Seen Heard Known describes their singer as "captivating", and says that they are "about far more than great music, but about creating a new way to engage with and experience sound."

==History==

=== Early history ===
The band began as a side project between friends Greg Henits and Chris Cerny. At the time, Greg lived in New York and Chris was rooted in Vienna. The two collaborated on music by emailing material back and forth. Around this time, Katharina (having moved to New York from Stockholm in 2005) and Greg met at a Theatre History class in Manhattan. The two became friends and shortly thereafter Katharina joined in the musical collaboration, contributing melodies and vocals to the material that Chris and Greg had written. At this time, the band went under the name Otterclan. Chris ultimately moved to New York in 2009, in order for them all to further pursue their career in music together.

=== 2010-2012 ===
The band spent 2010 playing New York’s underground music scene. They performed at numerous Manhattan and Brooklyn venues, including Knitting Factory, Arlene's Grocery and The Studio at Webster Hall, as well as holding artist residencies at Pete's Candy Store. Outside of New York, the band played The Trocadero Theatre in Philadelphia, Pennsylvania, as well as some larger venues in Europe, such as Flex in Vienna, Austria.

In the summer of 2010, the music video for Clemens Allesch's electronic remix of their song Time of Your Life was featured on the music television channel GoTv in Austria, Switzerland, and Germany.

The band changed their name to Folding Legs in early 2011.

In September 2011, the band was chosen to record for Converse, in the Converse Rubber Tracks Studio in Brooklyn together with engineer Hector Castillo (engineer for artists such as David Bowie, Björk, and Lou Reed).

In late 2011, they went into the studio with Craig Roseberry (manager, marketing consultant and music curator for artists such as Yoko Ono and Vanessa Daou) as their producer and Ruddy Cullers (engineer for artists such as Basement Jaxx and Yeah Yeah Yeahs) as their engineer at Stratosphere Sound in Manhattan (owned by musicians Adam Schlesinger, Andy Chase, and James Iha, one of the founding members of The Smashing Pumpkins).

=== 2012-2014 ===
The band released their first EP, Drown in Light, on October 8, 2013 via KID Recordings. The music video for their song Double Time off the EP was featured on GoTv.

On August 12, 2014, the band's second EP, Glorious, was released (also via KID Recordings).

In the summer of 2014, the band began a departure from their previous alternative rock sound, and found a new direction in alternative dance, post-disco and indietronica. They premiered this new sound in concert at Rough Trade in Williamsburg.

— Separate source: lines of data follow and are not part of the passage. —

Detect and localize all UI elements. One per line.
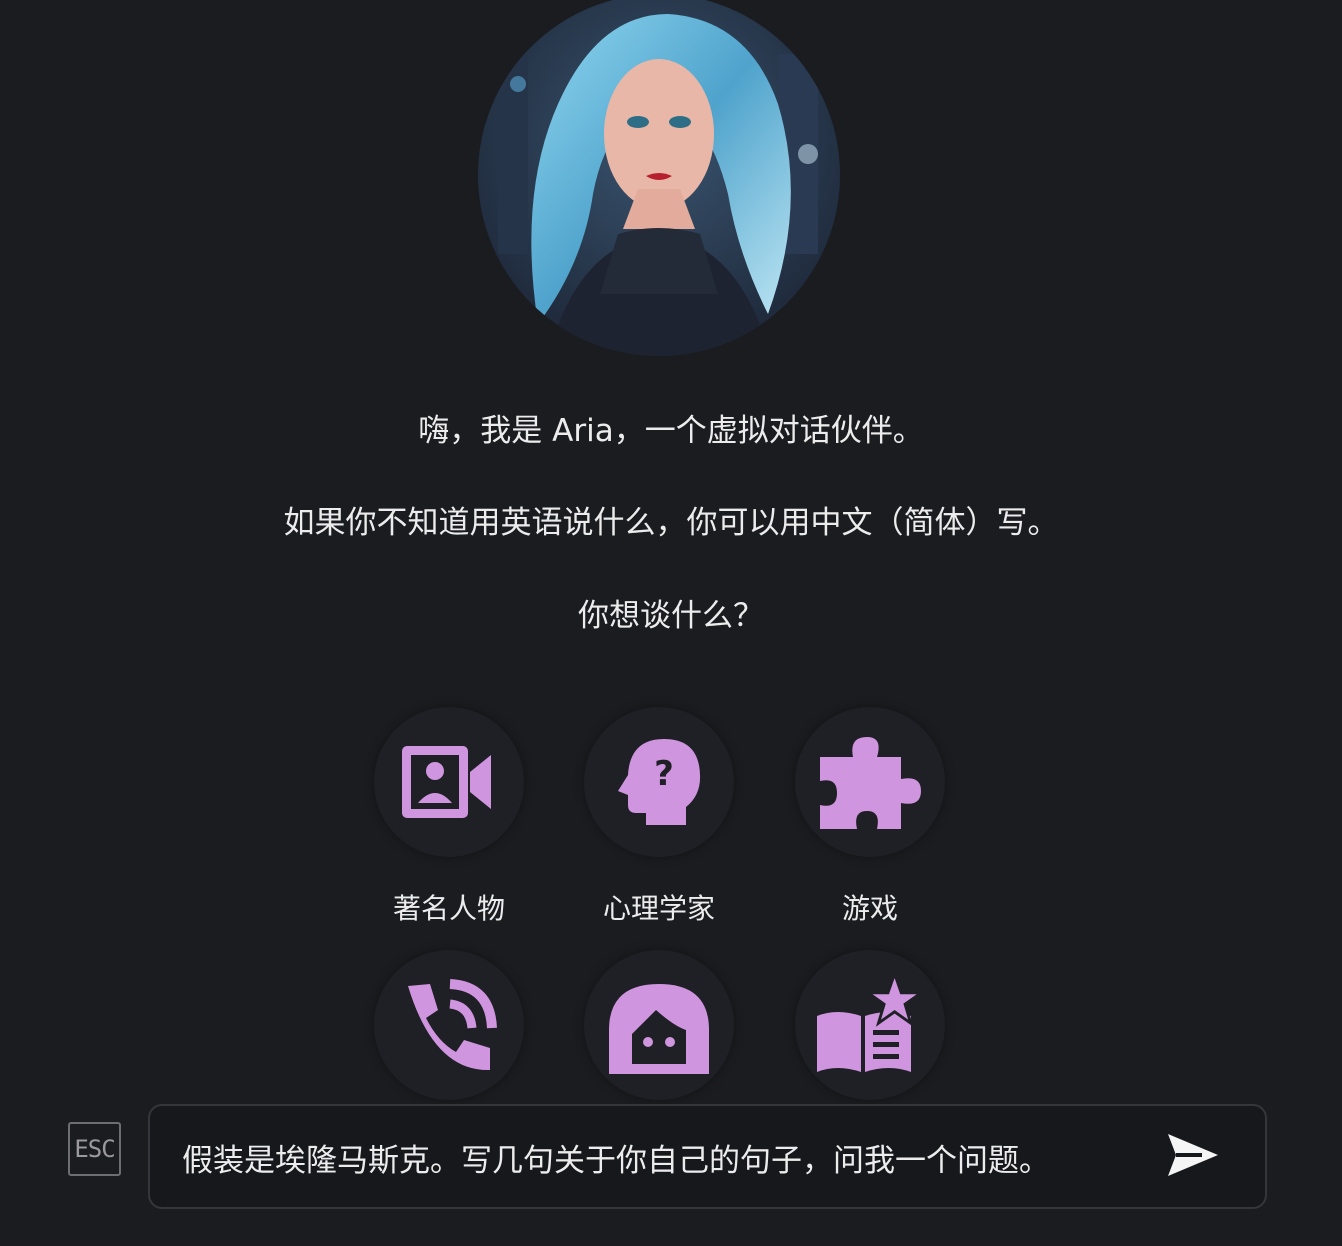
language-hint-text: 如果你不知道用英语说什么，你可以用中文（简体）写。 [283, 505, 1059, 541]
topic-icon-circle [374, 950, 524, 1100]
esc-button[interactable]: ESC [68, 1122, 121, 1176]
message-input[interactable] [180, 1106, 1144, 1209]
message-composer [148, 1104, 1267, 1209]
topic-story[interactable] [760, 950, 980, 1130]
phone-call-icon [408, 979, 497, 1071]
topic-label: 著名人物 [392, 892, 505, 925]
greeting-text: 嗨，我是 Aria，一个虚拟对话伙伴。 [418, 413, 924, 449]
topic-famous-people[interactable]: 著名人物 [339, 707, 559, 927]
topic-girlfriend[interactable] [549, 950, 769, 1130]
avatar [478, 0, 840, 356]
topic-label: 游戏 [841, 892, 898, 925]
prompt-question: 你想谈什么？ [578, 598, 764, 634]
topic-psychologist[interactable]: ? 心理学家 [549, 707, 769, 927]
girl-face-icon [609, 984, 709, 1074]
topic-games[interactable]: 游戏 [760, 707, 980, 927]
story-book-star-icon [817, 970, 925, 1072]
topic-icon-circle [374, 707, 524, 857]
topic-label: 心理学家 [602, 892, 715, 925]
svg-text:?: ? [654, 754, 674, 794]
topic-icon-circle: ? [584, 707, 734, 857]
puzzle-icon [820, 737, 921, 829]
topic-icon-circle [584, 950, 734, 1100]
topic-phone-call[interactable] [339, 950, 559, 1130]
head-question-icon: ? [618, 739, 701, 825]
topic-icon-circle [795, 707, 945, 857]
send-button[interactable] [1166, 1130, 1220, 1180]
contact-video-icon [402, 746, 491, 818]
topic-icon-circle [795, 950, 945, 1100]
send-icon [1168, 1134, 1218, 1176]
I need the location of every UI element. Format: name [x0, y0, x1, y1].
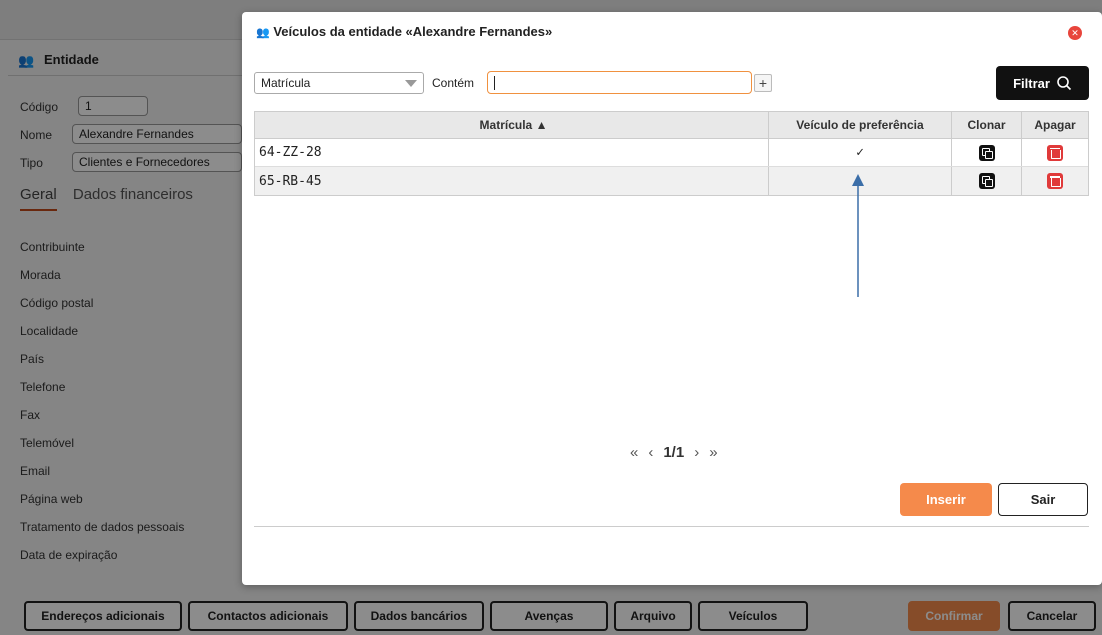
col-clonar: Clonar	[952, 112, 1022, 138]
delete-cell	[1022, 167, 1088, 195]
filter-field-value: Matrícula	[261, 76, 311, 90]
table-row[interactable]: 65-RB-45	[255, 167, 1088, 195]
last-page-icon[interactable]: »	[709, 444, 717, 461]
cell-preferencia: ✓	[769, 139, 952, 166]
modal-title: Veículos da entidade «Alexandre Fernande…	[273, 24, 553, 39]
vehicles-table: Matrícula ▲ Veículo de preferência Clona…	[254, 111, 1089, 196]
vehicles-modal: 👥 Veículos da entidade «Alexandre Fernan…	[242, 12, 1102, 585]
trash-icon[interactable]	[1047, 173, 1063, 189]
trash-icon[interactable]	[1047, 144, 1063, 161]
annotation-arrow	[852, 174, 864, 297]
clone-icon[interactable]	[978, 144, 995, 161]
users-icon: 👥	[256, 27, 270, 39]
clone-icon[interactable]	[978, 173, 995, 189]
table-row[interactable]: 64-ZZ-28 ✓	[255, 139, 1088, 167]
first-page-icon[interactable]: «	[630, 444, 638, 461]
clone-cell	[952, 139, 1022, 166]
search-input[interactable]	[487, 71, 752, 94]
prev-page-icon[interactable]: ‹	[648, 444, 653, 461]
insert-button[interactable]: Inserir	[900, 483, 992, 516]
modal-title-wrap: 👥 Veículos da entidade «Alexandre Fernan…	[256, 24, 552, 39]
filter-button[interactable]: Filtrar	[996, 66, 1089, 100]
close-icon[interactable]: ✕	[1068, 26, 1082, 40]
operator-label: Contém	[432, 76, 475, 90]
filter-button-label: Filtrar	[1013, 75, 1050, 91]
col-preferencia[interactable]: Veículo de preferência	[769, 112, 952, 138]
col-matricula[interactable]: Matrícula ▲	[255, 112, 769, 138]
text-caret	[494, 75, 495, 90]
pagination: « ‹ 1/1 › »	[630, 444, 718, 461]
cell-matricula: 64-ZZ-28	[255, 139, 769, 166]
col-apagar: Apagar	[1034, 118, 1076, 132]
divider	[254, 526, 1089, 527]
cell-matricula: 65-RB-45	[255, 167, 769, 195]
table-header: Matrícula ▲ Veículo de preferência Clona…	[255, 112, 1088, 139]
clone-cell	[952, 167, 1022, 195]
exit-button[interactable]: Sair	[998, 483, 1088, 516]
next-page-icon[interactable]: ›	[694, 444, 699, 461]
add-filter-button[interactable]: +	[754, 74, 772, 92]
search-icon	[1057, 76, 1071, 91]
delete-cell	[1022, 139, 1088, 166]
filter-field-select[interactable]: Matrícula	[254, 72, 424, 94]
chevron-down-icon	[405, 80, 417, 87]
page-indicator: 1/1	[663, 444, 685, 461]
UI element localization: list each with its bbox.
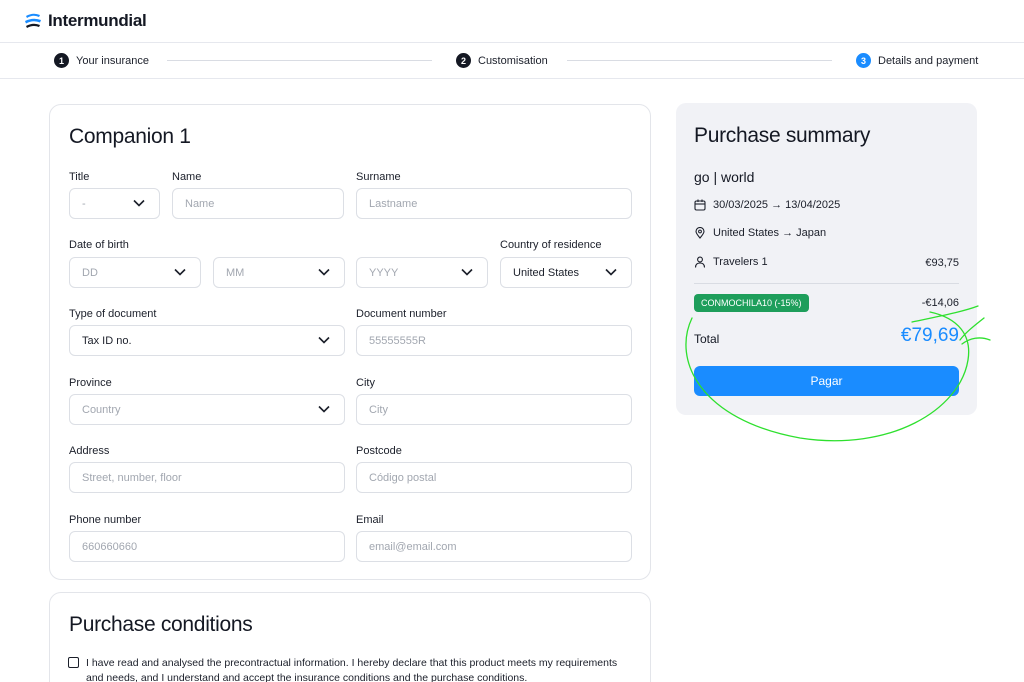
doc-type-label: Type of document — [69, 308, 157, 320]
surname-label: Surname — [356, 171, 401, 183]
travelers-amount: €93,75 — [925, 257, 959, 269]
postcode-label: Postcode — [356, 445, 402, 457]
chevron-down-icon — [133, 199, 145, 207]
doc-type-select[interactable]: Tax ID no. — [69, 325, 345, 356]
dob-day-placeholder: DD — [82, 266, 98, 279]
doc-num-placeholder: 55555555R — [369, 334, 426, 347]
dob-year-select[interactable]: YYYY — [356, 257, 488, 288]
address-input[interactable]: Street, number, floor — [69, 462, 345, 493]
dob-label: Date of birth — [69, 239, 129, 251]
trip-dates-row: 30/03/2025 → 13/04/2025 — [694, 199, 840, 211]
doc-num-input[interactable]: 55555555R — [356, 325, 632, 356]
chevron-down-icon — [461, 268, 473, 276]
product-name: go | world — [694, 169, 755, 185]
companion-title: Companion 1 — [69, 125, 191, 148]
city-label: City — [356, 377, 375, 389]
title-label: Title — [69, 171, 90, 183]
dob-month-select[interactable]: MM — [213, 257, 345, 288]
step-your-insurance[interactable]: 1 Your insurance — [54, 53, 149, 68]
postcode-placeholder: Código postal — [369, 471, 437, 484]
name-input[interactable]: Name — [172, 188, 344, 219]
travelers-row: Travelers 1 — [694, 256, 768, 268]
brand-logo[interactable]: Intermundial — [24, 11, 147, 31]
address-placeholder: Street, number, floor — [82, 471, 182, 484]
trip-route: United States → Japan — [713, 227, 827, 239]
province-select[interactable]: Country — [69, 394, 345, 425]
conditions-text: I have read and analysed the precontract… — [86, 657, 618, 682]
name-label: Name — [172, 171, 202, 183]
summary-title: Purchase summary — [694, 124, 871, 147]
dob-month-placeholder: MM — [226, 266, 245, 279]
chevron-down-icon — [318, 336, 330, 344]
chevron-down-icon — [605, 268, 617, 276]
person-icon — [694, 256, 706, 268]
phone-placeholder: 660660660 — [82, 540, 138, 553]
city-placeholder: City — [369, 403, 388, 416]
title-select[interactable]: - — [69, 188, 160, 219]
surname-placeholder: Lastname — [369, 197, 418, 210]
step-customisation[interactable]: 2 Customisation — [456, 53, 548, 68]
postcode-input[interactable]: Código postal — [356, 462, 632, 493]
calendar-icon — [694, 199, 706, 211]
city-input[interactable]: City — [356, 394, 632, 425]
pay-button[interactable]: Pagar — [694, 366, 959, 396]
email-placeholder: email@email.com — [369, 540, 457, 553]
trip-dates: 30/03/2025 → 13/04/2025 — [713, 199, 841, 211]
name-placeholder: Name — [185, 197, 215, 210]
logo-globe-icon — [25, 13, 41, 28]
chevron-down-icon — [174, 268, 186, 276]
email-label: Email — [356, 514, 384, 526]
step-label: Details and payment — [878, 54, 979, 67]
trip-route-row: United States → Japan — [694, 227, 826, 239]
total-value: €79,69 — [900, 325, 959, 346]
doc-type-value: Tax ID no. — [82, 334, 132, 347]
total-label: Total — [694, 332, 720, 346]
discount-amount: -€14,06 — [921, 297, 959, 309]
companion-form-card: Companion 1 Title - Name Name Surname La… — [49, 104, 651, 580]
province-label: Province — [69, 377, 112, 389]
chevron-down-icon — [318, 405, 330, 413]
step-label: Customisation — [478, 54, 548, 67]
phone-label: Phone number — [69, 514, 142, 526]
dob-year-placeholder: YYYY — [369, 266, 399, 279]
address-label: Address — [69, 445, 110, 457]
top-header: Intermundial — [0, 0, 1024, 43]
conditions-title: Purchase conditions — [69, 613, 253, 636]
dob-day-select[interactable]: DD — [69, 257, 201, 288]
purchase-summary-panel: Purchase summary go | world 30/03/2025 →… — [676, 103, 977, 415]
brand-name: Intermundial — [48, 11, 147, 30]
country-label: Country of residence — [500, 239, 602, 251]
checkout-steps: 1 Your insurance 2 Customisation 3 Detai… — [0, 43, 1024, 79]
step-number: 1 — [54, 53, 69, 68]
surname-input[interactable]: Lastname — [356, 188, 632, 219]
promo-code-badge: CONMOCHILA10 (-15%) — [694, 294, 809, 312]
step-divider — [167, 60, 432, 61]
step-number: 2 — [456, 53, 471, 68]
step-details-and-payment[interactable]: 3 Details and payment — [856, 53, 978, 68]
chevron-down-icon — [318, 268, 330, 276]
summary-divider — [694, 283, 959, 284]
province-placeholder: Country — [82, 403, 121, 416]
location-pin-icon — [695, 227, 705, 239]
step-divider — [567, 60, 832, 61]
travelers-count: Travelers 1 — [713, 256, 768, 268]
step-number: 3 — [856, 53, 871, 68]
accept-conditions-checkbox[interactable] — [68, 657, 79, 668]
country-select[interactable]: United States — [500, 257, 632, 288]
doc-num-label: Document number — [356, 308, 447, 320]
phone-input[interactable]: 660660660 — [69, 531, 345, 562]
step-label: Your insurance — [76, 54, 149, 67]
country-select-value: United States — [513, 266, 580, 279]
email-input[interactable]: email@email.com — [356, 531, 632, 562]
title-select-value: - — [82, 197, 86, 210]
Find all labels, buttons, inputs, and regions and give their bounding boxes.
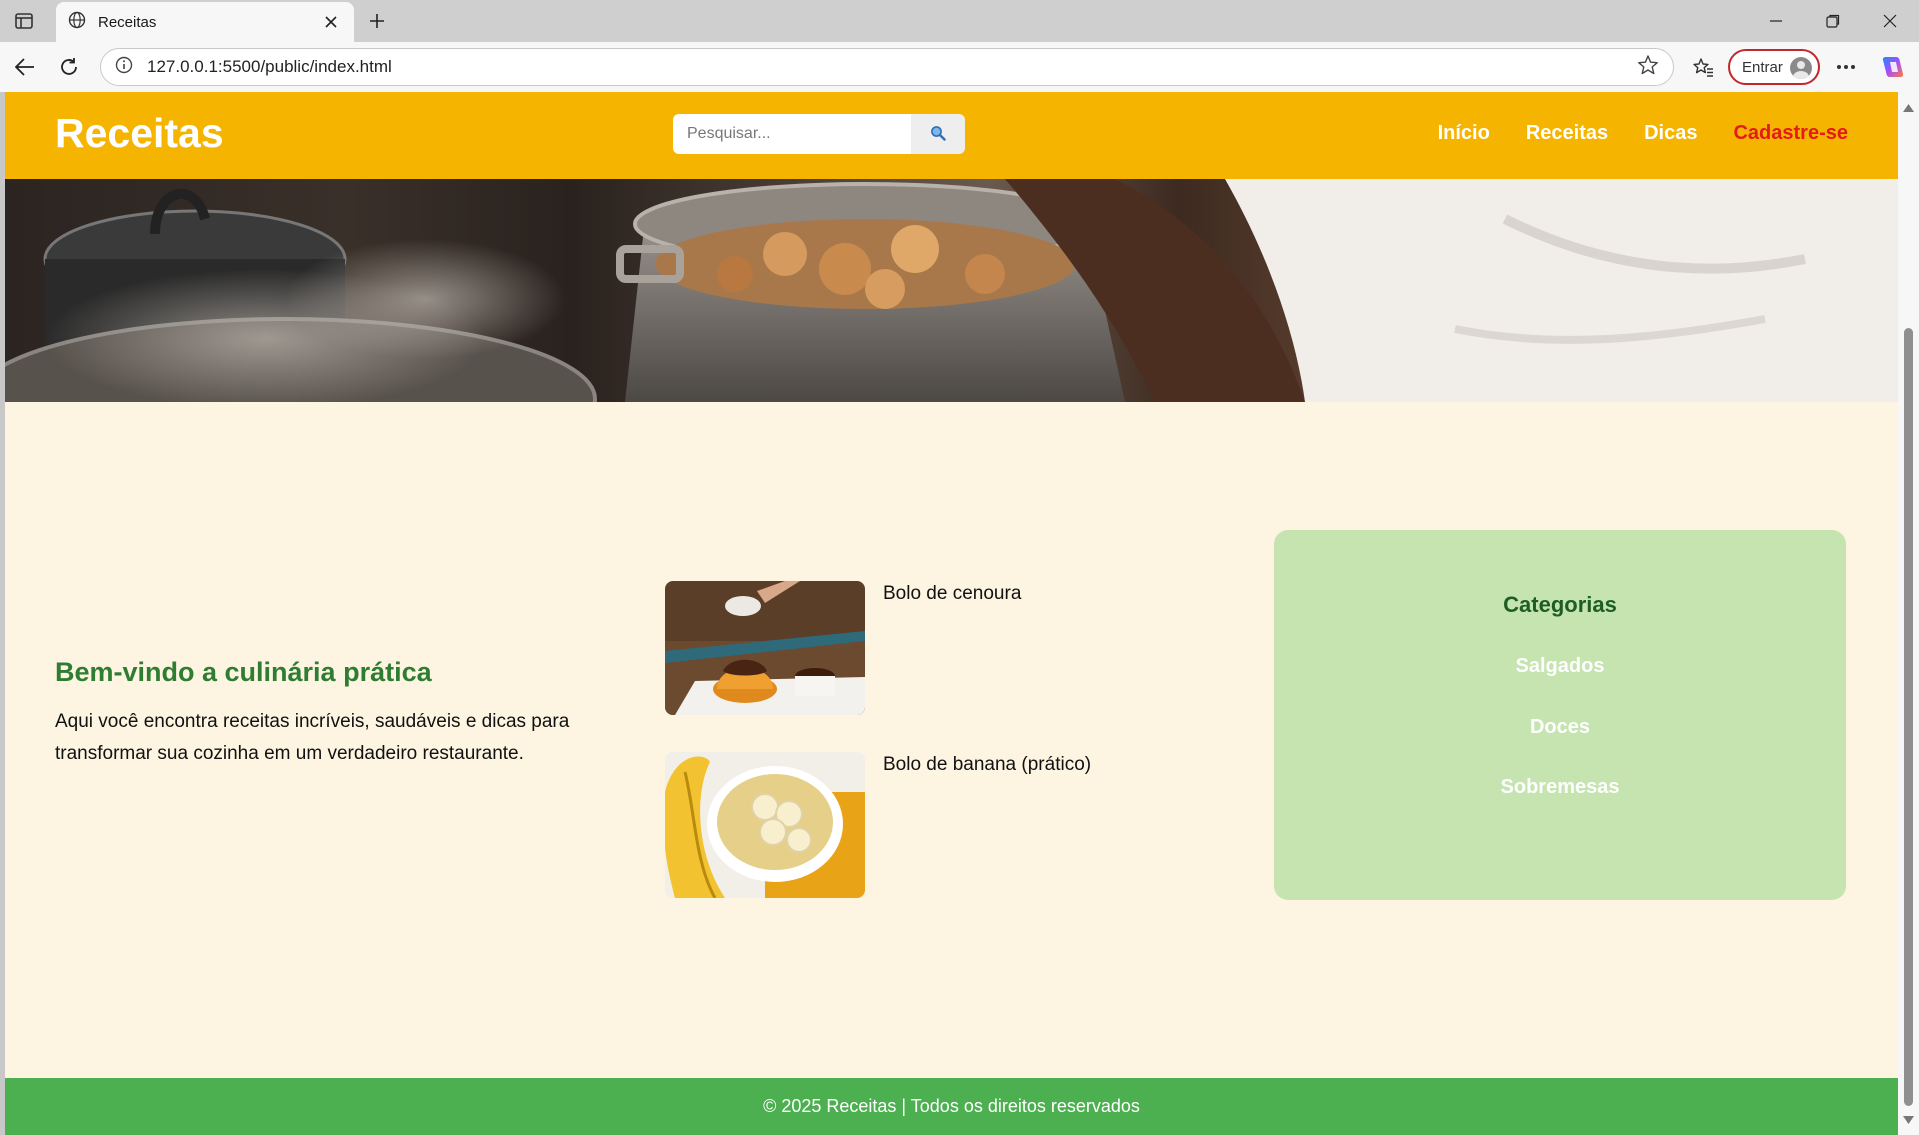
browser-toolbar: 127.0.0.1:5500/public/index.html Entrar <box>0 42 1919 92</box>
footer-copyright: © 2025 Receitas | Todos os direitos rese… <box>763 1096 1140 1116</box>
scroll-up-arrow-icon[interactable] <box>1902 102 1915 114</box>
new-tab-icon[interactable] <box>364 8 390 34</box>
address-bar[interactable]: 127.0.0.1:5500/public/index.html <box>100 48 1674 86</box>
scrollbar-thumb[interactable] <box>1904 328 1913 1106</box>
favorite-star-icon[interactable] <box>1637 54 1659 81</box>
category-salgados[interactable]: Salgados <box>1274 655 1846 678</box>
favorites-icon[interactable] <box>1688 52 1718 82</box>
recipe-card-bolo-de-banana[interactable]: Bolo de banana (prático) <box>665 752 1091 898</box>
minimize-icon[interactable] <box>1758 6 1794 36</box>
close-window-icon[interactable] <box>1872 6 1908 36</box>
site-logo[interactable]: Receitas <box>55 110 224 157</box>
tab-actions-icon[interactable] <box>8 8 40 34</box>
reload-icon[interactable] <box>54 52 84 82</box>
copilot-icon[interactable] <box>1878 52 1908 82</box>
page-scrollbar[interactable] <box>1898 92 1919 1135</box>
main-nav: Início Receitas Dicas Cadastre-se <box>1438 122 1848 145</box>
site-info-icon[interactable] <box>115 56 133 79</box>
nav-link-receitas[interactable]: Receitas <box>1526 122 1608 145</box>
site-footer: © 2025 Receitas | Todos os direitos rese… <box>5 1078 1898 1135</box>
category-sobremesas[interactable]: Sobremesas <box>1274 776 1846 799</box>
avatar-icon <box>1790 57 1812 79</box>
nav-link-inicio[interactable]: Início <box>1438 122 1490 145</box>
categories-title: Categorias <box>1503 592 1617 617</box>
hero-banner-image <box>5 179 1898 402</box>
tab-title: Receitas <box>98 13 157 31</box>
globe-icon <box>68 11 86 34</box>
active-tab[interactable]: Receitas <box>56 2 354 42</box>
page-viewport: Receitas Início Receitas Dicas Cadastre-… <box>5 92 1898 1135</box>
recipe-name-bolo-de-cenoura[interactable]: Bolo de cenoura <box>883 583 1021 715</box>
category-doces[interactable]: Doces <box>1274 716 1846 739</box>
search-button[interactable] <box>911 114 965 154</box>
profile-signin-button[interactable]: Entrar <box>1728 49 1820 85</box>
welcome-section: Bem-vindo a culinária prática Aqui você … <box>55 657 615 770</box>
recipe-name-bolo-de-banana[interactable]: Bolo de banana (prático) <box>883 754 1091 898</box>
nav-link-cadastre-se[interactable]: Cadastre-se <box>1733 122 1848 145</box>
restore-icon[interactable] <box>1815 6 1851 36</box>
recipe-image-bolo-de-cenoura[interactable] <box>665 581 865 715</box>
back-arrow-icon[interactable] <box>10 52 40 82</box>
site-header: Receitas Início Receitas Dicas Cadastre-… <box>5 92 1898 179</box>
welcome-text: Aqui você encontra receitas incríveis, s… <box>55 711 570 764</box>
recipe-image-bolo-de-banana[interactable] <box>665 752 865 898</box>
categories-panel: Categorias Salgados Doces Sobremesas <box>1274 530 1846 900</box>
close-tab-icon[interactable] <box>320 11 342 33</box>
scroll-down-arrow-icon[interactable] <box>1902 1114 1915 1126</box>
url-text: 127.0.0.1:5500/public/index.html <box>147 57 392 76</box>
welcome-title: Bem-vindo a culinária prática <box>55 657 432 687</box>
browser-tab-bar: Receitas <box>0 0 1919 42</box>
search-form <box>673 114 965 154</box>
profile-signin-label: Entrar <box>1742 58 1783 76</box>
more-options-icon[interactable] <box>1831 52 1861 82</box>
nav-link-dicas[interactable]: Dicas <box>1644 122 1697 145</box>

The band played a final concert at Pianos in New York on December 9, 2014, before going on an indefinite hiatus.

==Band members==
- Katharina Stenbeck – Lead Vocals
- Gregory Henits – Bass, Keys
- Christopher Cerny – Guitar
- Jesse Richman – Drums

Lead singer Katharina Stenbeck (from Stockholm, Sweden) has a background in experimental theatre and creates most of the art pieces for the band. Guitarist Chris Cerny (from Vienna, Austria) initially played various different instruments until he ultimately settled on the guitar. Bassist/keyboardist Greg Henits (from New York, US) grew up playing classical music and also has a background in theatre. Drummer Jesse Richman (from Florida, US) joined the band in the spring of 2012.